The top target for Republicans is Obama’s Clean Power Plan, which aims to cut US power plant emissions 30 percent from 2005 levels by 2030. Mr. McConnell has told state governors not to bother complying with the plan, and Republicans are challenging it in court.

“The Obama administration’s pledge to the United Nations today will not see the light of day with the 114th Congress,” Senate Environment and Public Works Committee Chairman Jim Inhofe (R) of Oklahoma said in a statement Tuesday. “This pledge is reflective of the promise President Obama made with China in December, which allows China to continue to expand its energy infrastructure and increase emissions through 2030 while American taxpayers and businesses foot the bill of his extremist global warming agenda.”

But Congress may not get a say one way or another. Many of the actions being taken by Obama to meet the US’s commitment will be “difficult to undo because they’re under existing laws,” Mr. Deese said. In short, the President may not need new authority from a GOP congress to meet its pledge.
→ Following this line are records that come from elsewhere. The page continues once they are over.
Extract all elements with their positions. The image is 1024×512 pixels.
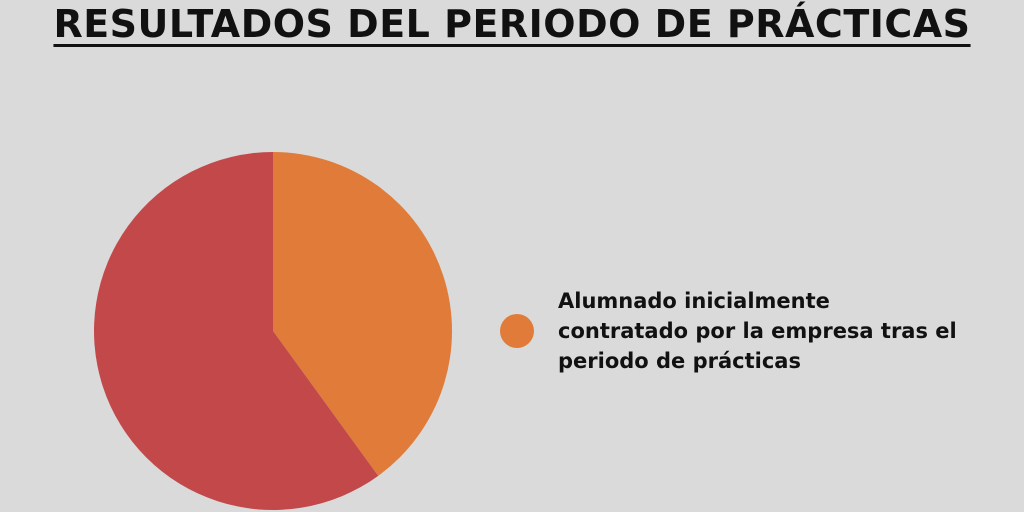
- legend-swatch: [500, 314, 534, 348]
- chart-title: RESULTADOS DEL PERIODO DE PRÁCTICAS: [53, 2, 971, 46]
- legend-label: Alumnado inicialmente contratado por la …: [558, 289, 957, 373]
- pie-slice-0: [273, 152, 452, 476]
- legend: Alumnado inicialmente contratado por la …: [500, 286, 958, 376]
- pie-slice-1: [93, 152, 379, 510]
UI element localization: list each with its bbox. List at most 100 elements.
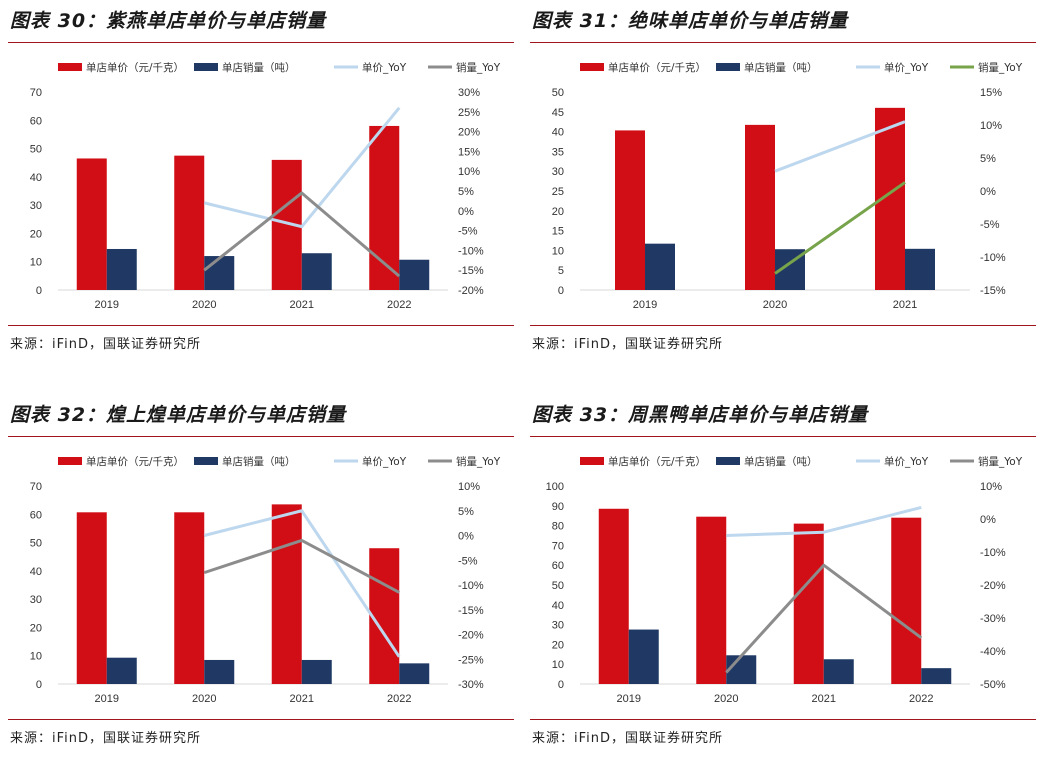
x-tick-label: 2019 — [95, 693, 119, 705]
legend-swatch — [580, 63, 604, 71]
chart-svg: 单店单价（元/千克） 单店销量（吨） 单价_YoY 销量_YoY 0 5 10 15 20 25 3… — [552, 61, 1023, 311]
y-right-tick-label: -10% — [458, 580, 484, 592]
legend-label: 单店销量（吨） — [222, 61, 296, 74]
bar-volume — [301, 659, 332, 684]
y-left-tick-label: 20 — [30, 228, 42, 240]
source-note: 来源：iFinD，国联证券研究所 — [10, 731, 202, 746]
line-volume-yoy — [203, 538, 400, 594]
legend-label: 单店销量（吨） — [222, 455, 296, 468]
y-right-tick-label: -5% — [458, 555, 478, 567]
chart-panel-30: 图表 30：紫燕单店单价与单店销量 单店单价（元/千克） 单店销量（吨） 单价_Yo… — [8, 0, 514, 380]
bar-price — [891, 517, 922, 684]
y-right-tick-label: -5% — [980, 219, 1000, 231]
legend-swatch — [716, 457, 740, 465]
source-divider — [530, 719, 1036, 720]
y-right-tick-label: -10% — [980, 547, 1006, 559]
bar-price — [76, 512, 107, 684]
y-right-tick-label: 30% — [458, 87, 480, 99]
y-left-tick-label: 100 — [546, 481, 564, 493]
y-right-tick-label: -15% — [458, 605, 484, 617]
y-right-tick-label: 5% — [458, 506, 474, 518]
x-tick-label: 2021 — [290, 693, 314, 705]
legend-label: 单店单价（元/千克） — [86, 455, 184, 468]
y-left-tick-label: 80 — [552, 521, 564, 533]
source-divider — [530, 325, 1036, 326]
bar-volume — [726, 655, 757, 684]
chart-title: 图表 32：煌上煌单店单价与单店销量 — [10, 404, 347, 426]
x-tick-label: 2019 — [617, 693, 641, 705]
bar-volume — [106, 248, 137, 290]
legend-label: 单价_YoY — [362, 62, 407, 74]
y-right-tick-label: 0% — [980, 186, 996, 198]
legend-label: 单店销量（吨） — [744, 455, 818, 468]
bar-price — [745, 124, 775, 290]
x-tick-label: 2021 — [812, 693, 836, 705]
y-right-tick-label: 10% — [980, 120, 1002, 132]
title-divider — [8, 42, 514, 43]
line-volume-yoy — [725, 563, 923, 674]
y-left-tick-label: 25 — [552, 186, 564, 198]
y-left-tick-label: 10 — [30, 651, 42, 663]
legend-label: 单价_YoY — [884, 456, 929, 468]
y-right-tick-label: -10% — [458, 245, 484, 257]
y-left-tick-label: 20 — [552, 206, 564, 218]
chart-panel-33: 图表 33：周黑鸭单店单价与单店销量 单店单价（元/千克） 单店销量（吨） 单价_Y… — [530, 394, 1036, 774]
bar-volume — [645, 243, 675, 290]
bar-volume — [921, 668, 952, 684]
bar-price — [615, 130, 645, 290]
y-right-tick-label: -40% — [980, 646, 1006, 658]
y-left-tick-label: 0 — [558, 285, 564, 297]
line-price-yoy — [203, 509, 401, 658]
line-volume-yoy — [774, 181, 906, 275]
bar-price — [598, 508, 629, 684]
legend-label: 单店销量（吨） — [744, 61, 818, 74]
y-right-tick-label: 15% — [980, 87, 1002, 99]
y-left-tick-label: 5 — [558, 265, 564, 277]
y-right-tick-label: 15% — [458, 146, 480, 158]
legend-label: 销量_YoY — [456, 61, 501, 74]
bar-price — [76, 158, 107, 290]
y-left-tick-label: 30 — [30, 200, 42, 212]
y-right-tick-label: 25% — [458, 107, 480, 119]
bar-price — [369, 548, 400, 684]
y-left-tick-label: 60 — [30, 509, 42, 521]
y-left-tick-label: 50 — [552, 580, 564, 592]
y-left-tick-label: 60 — [552, 560, 564, 572]
y-right-tick-label: -15% — [458, 265, 484, 277]
y-right-tick-label: -30% — [980, 613, 1006, 625]
y-right-tick-label: -30% — [458, 679, 484, 691]
source-note: 来源：iFinD，国联证券研究所 — [532, 337, 724, 352]
y-left-tick-label: 70 — [552, 540, 564, 552]
legend-swatch — [194, 457, 218, 465]
legend-label: 单店单价（元/千克） — [608, 455, 706, 468]
legend-label: 销量_YoY — [978, 61, 1023, 74]
legend-swatch — [194, 63, 218, 71]
y-left-tick-label: 10 — [30, 257, 42, 269]
y-right-tick-label: -15% — [980, 285, 1006, 297]
y-left-tick-label: 20 — [30, 622, 42, 634]
y-right-tick-label: 20% — [458, 127, 480, 139]
bar-price — [369, 125, 400, 290]
title-divider — [530, 436, 1036, 437]
bar-volume — [204, 659, 235, 684]
bar-volume — [399, 259, 430, 290]
chart-title: 图表 31：绝味单店单价与单店销量 — [532, 10, 849, 32]
y-right-tick-label: -20% — [980, 580, 1006, 592]
y-left-tick-label: 0 — [36, 285, 42, 297]
y-left-tick-label: 40 — [30, 566, 42, 578]
bar-volume — [628, 629, 659, 684]
y-left-tick-label: 90 — [552, 501, 564, 513]
source-divider — [8, 325, 514, 326]
line-price-yoy — [203, 106, 401, 229]
y-left-tick-label: 40 — [552, 127, 564, 139]
legend-label: 销量_YoY — [978, 455, 1023, 468]
bar-volume — [905, 248, 935, 290]
x-tick-label: 2019 — [95, 299, 119, 311]
legend-label: 销量_YoY — [456, 455, 501, 468]
y-left-tick-label: 70 — [30, 87, 42, 99]
bar-volume — [823, 659, 854, 684]
chart-svg: 单店单价（元/千克） 单店销量（吨） 单价_YoY 销量_YoY 0 10 20 30 40 50… — [30, 455, 501, 705]
bar-volume — [106, 657, 137, 684]
bar-price — [793, 523, 824, 684]
x-tick-label: 2021 — [893, 299, 917, 311]
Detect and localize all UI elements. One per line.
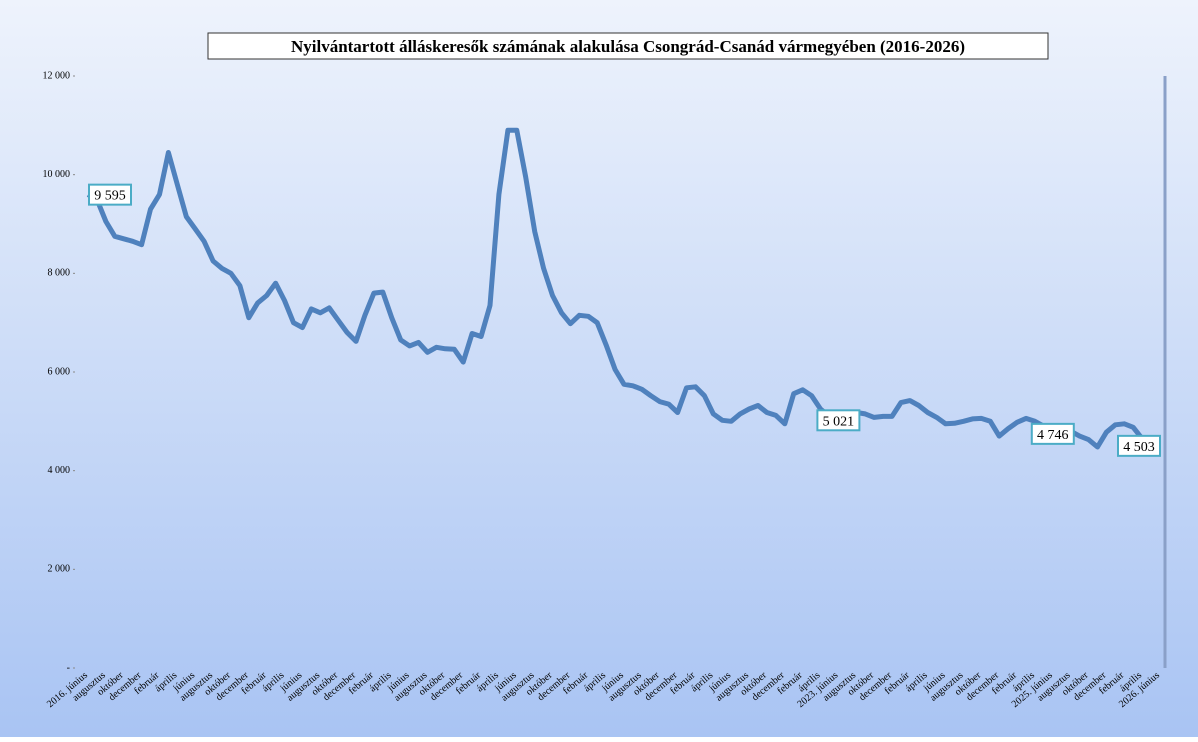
value-label: 9 595 bbox=[94, 189, 126, 204]
title-box bbox=[207, 32, 1049, 60]
value-label: 4 503 bbox=[1123, 440, 1155, 455]
chart-title: Nyilvántartott álláskeresők számának ala… bbox=[291, 37, 965, 56]
value-label-box bbox=[1030, 422, 1075, 445]
value-label-box bbox=[816, 409, 861, 432]
y-tick-label: 8 000 bbox=[48, 268, 71, 279]
y-tick-label: - bbox=[67, 662, 70, 673]
y-tick-label: 2 000 bbox=[48, 564, 71, 575]
value-label-box bbox=[1117, 434, 1161, 457]
value-label: 4 746 bbox=[1037, 428, 1069, 443]
value-label-box bbox=[88, 183, 132, 206]
y-tick-label: 6 000 bbox=[48, 366, 71, 377]
y-tick-label: 10 000 bbox=[43, 169, 71, 180]
y-tick-label: 4 000 bbox=[48, 465, 71, 476]
data-line bbox=[86, 127, 1161, 450]
value-label: 5 021 bbox=[823, 414, 855, 429]
y-tick-label: 12 000 bbox=[43, 70, 71, 81]
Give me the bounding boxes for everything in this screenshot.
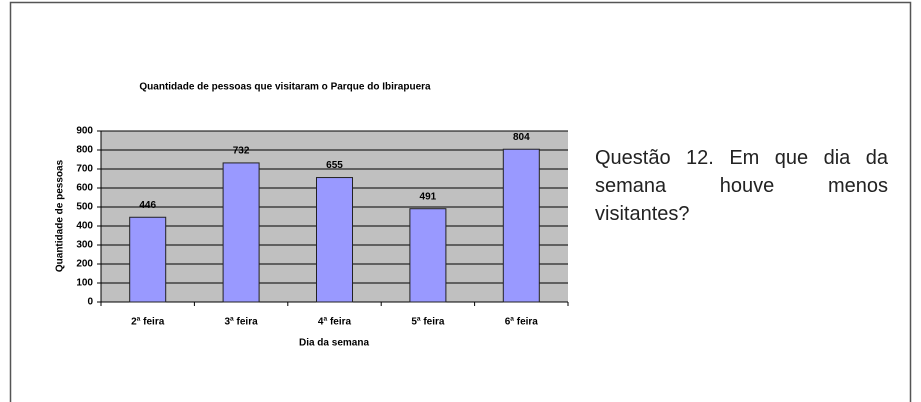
y-tick-label: 100 [76,278,93,289]
y-tick-label: 600 [76,183,93,194]
bar [502,148,540,303]
bar [316,177,353,303]
x-tick-label: 5ª feira [411,317,445,328]
data-label: 804 [513,132,530,143]
chart-title: Quantidade de pessoas que visitaram o Pa… [139,82,431,93]
x-tick-label: 2ª feira [131,317,165,328]
x-tick-label: 3ª feira [225,317,259,328]
y-axis-label: Quantidade de pessoas [55,159,66,272]
data-label: 732 [233,146,250,157]
bar [222,162,260,303]
y-tick-label: 800 [76,145,93,156]
bar [129,216,167,303]
x-tick-label: 6ª feira [505,317,539,328]
y-tick-label: 300 [76,240,93,251]
frame [9,1,912,402]
data-label: 655 [326,160,343,171]
y-tick-label: 500 [76,202,93,213]
y-tick-label: 200 [76,259,93,270]
data-label: 491 [420,191,437,202]
y-tick-label: 700 [76,164,93,175]
x-tick-label: 4ª feira [318,317,352,328]
y-tick-label: 900 [76,126,93,137]
y-tick-label: 0 [87,297,93,308]
x-axis-label: Dia da semana [299,338,369,349]
question-text: Questão 12. Em que dia da semana houve m… [595,147,888,225]
y-tick-label: 400 [76,221,93,232]
bar [409,208,447,303]
data-label: 446 [139,200,156,211]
And some say it’s possible an international agreement could be legally binding even without approval from this Congress.

“If the Paris agreement establishes a set of procedural requirements to implement and elaborate commitments that the US has already taken under a Senate-approved treaty, it may not require new approval by Congress,” says Elliot Diringer, executive vice president at the Center for Climate and Energy Solutions, an Arlington Va.-based think tank.

The difficulty of reaching an international agreement – even as politics in individual countries complicate matter – is a problem facing many players, and one that experts say won’t necessarily hinder climate talks.

“The rest of the world understands that the president is putting forward the best effort possible using the tools he has at hand. And that’s a demonstration of leadership,” Mr. Diringer says. “What countries want to see is your goal, and whether you’re on track to meeting it.”

Countries agreed last year in Lima to submit their individual emissions-cutting pledges to the UN ahead of December’s climate talks. Then, in Paris, negotiators will cobble together individual commitments and iron out a final global deal for emissions cuts through 2025.

The European Union, Mexico, and now the US have met the informal March 31 deadline for submitting their targets, banking on the fact that early commitments to slash emissions will build momentum before negotiators are down to the wire in Paris.

But hurdles remain: Growing economies like India and Brazil still haven’t submitted pledges to cut emissions, casting doubt on developing nations’ willingness to reining in their carbon footprints – especially since many rely on cheap but emissions-heavy coal for growth. And major developed countries like Japan, Canada, and Australia have yet to submit their intended carbon emissions reductions. It’s not even clear if the US will be able to meet its current climate targets of slashing emissions 17 percent by 2020. What’s more, the policies Obama will use meet his goal could be struck down in court or abandoned by a future presidential administration.

“All the major economies need to come in with their national plans to demonstrate what they're going to do to solve the problem,” Ms. Morgan says.

Still, the US and China’s bilateral climate agreement last fall – which committed China to peak its emissions by 2030, and the US to its 28 percent emissions cut by 2025 – offers a glimmer of hope. The US and China are the world’s two largest polluters, meaning their agreement to reduce emissions is a significant portion of total emissions.

And by submitting its intended emissions commitment early, the US may prove it’s serious and persuade other countries to cut emissions.

“There’s no way the US could be playing the role of engaging China, India or Japan if they didn’t have a serious national offer,” Morgan says.